Wednesday, March 2, 2011

Wild & Wonderful Wednesday: Newbery 2011

Moon Over Manifest
by Clare Vanderpool
Delacorte Press, 2010
Grades 5 and up
Reviewed from personal copy

I chose to review this book on my Wild & Wonderful Wednesday feature, despite the fact that this book takes place in the United States.  I chose this book for a couple of reasons.  First, many of the characters in this book are immigrants who have come to Manifest to work in a mine.  Second, the location of this story (the town of Manifest) plays such a key role in the story, and that is what geography is all about, the interactions of human beings and their environment.  Would this story have been the same if located somewhere else? No, without the town of Manifest, the story would have been very different indeed. While the town is fictional, Vanderpool explains in the end notes that it is very much based on real people and real places.

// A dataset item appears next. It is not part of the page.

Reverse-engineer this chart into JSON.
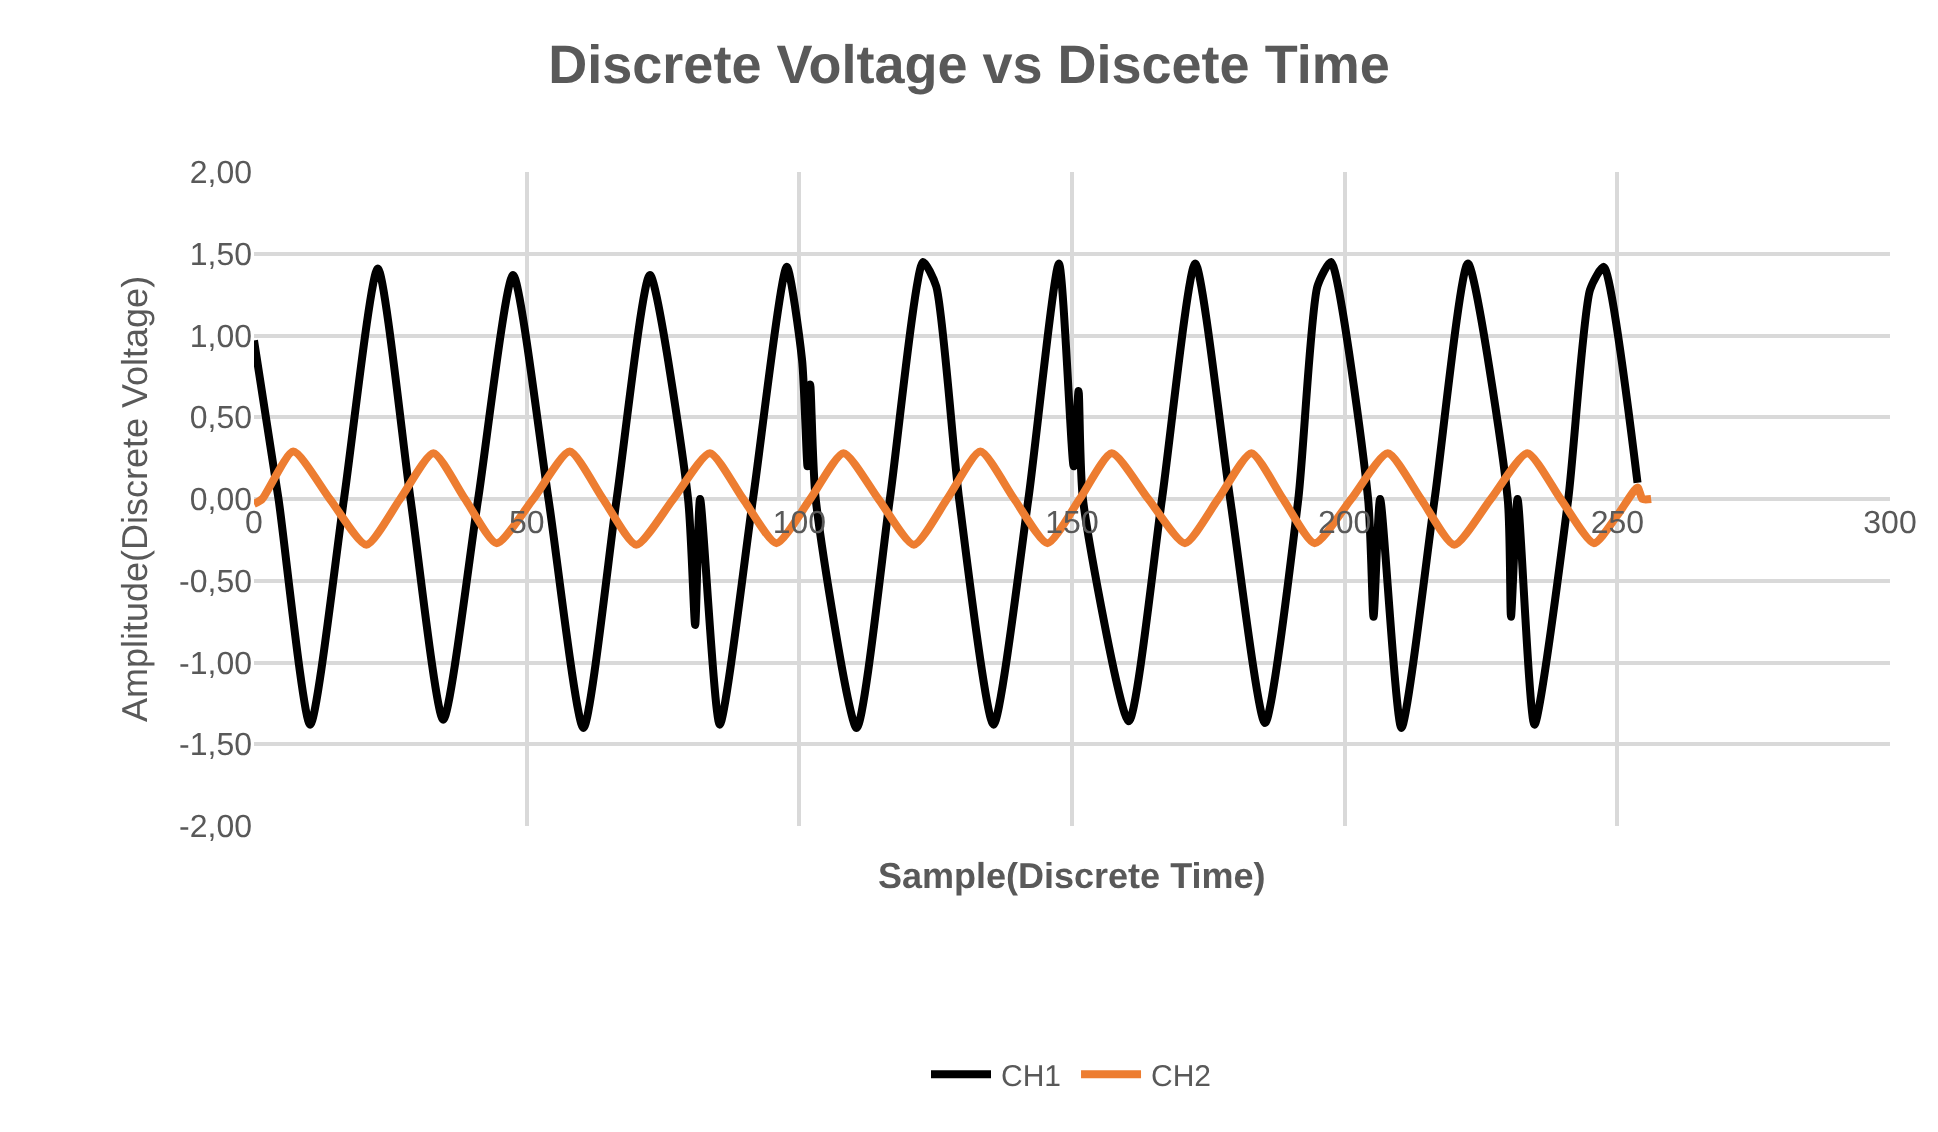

Abilene Tucker, a twelve-year-old girl, who has lived most of the life on the move with her father, Gideon, arrives in Manifest, Kansas, her father's 'home town' very unsure about whether she wants to be there.  While checking out the former saloon/church that she will be living in, she discovers a hiding place under the floorboards in her room.  Inside the hiding place is an old cigar box containing some letters and a few odd objects of seemingly no value.  When Sister Redempta, the local school teacher and midwife, assigns Abilene to write a story, due in the fall, Abilene has a hard time believing that this town is any different than the dozens of other towns she has past through.  She soon learns differently.  A run-in with the local Hungarian 'diviner' leads Abilene eighteen years into the town's past and into the  life of a young boy named Jinx and his friend, Ned as well as a town full of people each with their own story to tell.  A powerful story about the power of a story to connect people despite all their differences.

This book integrates present and past as smoothly as any I've ever read.  In fact, the characters from the past almost overshadow the characters in the present.  Almost, but not quite.  This is very much Abilene's story about family and hope and community.  The main theme, I felt, was about how human beings often make assumptions that prove to be incorrect and only by taking the time to look deeper can we truly get to know each other.  The writing becomes secondary to the journey the reader makes, hoping, like Abilene, to find a place called home.  I find this book very much worthy of the Newbery Medal that it received.  This book would make a very thought-provoking read aloud for any American History class.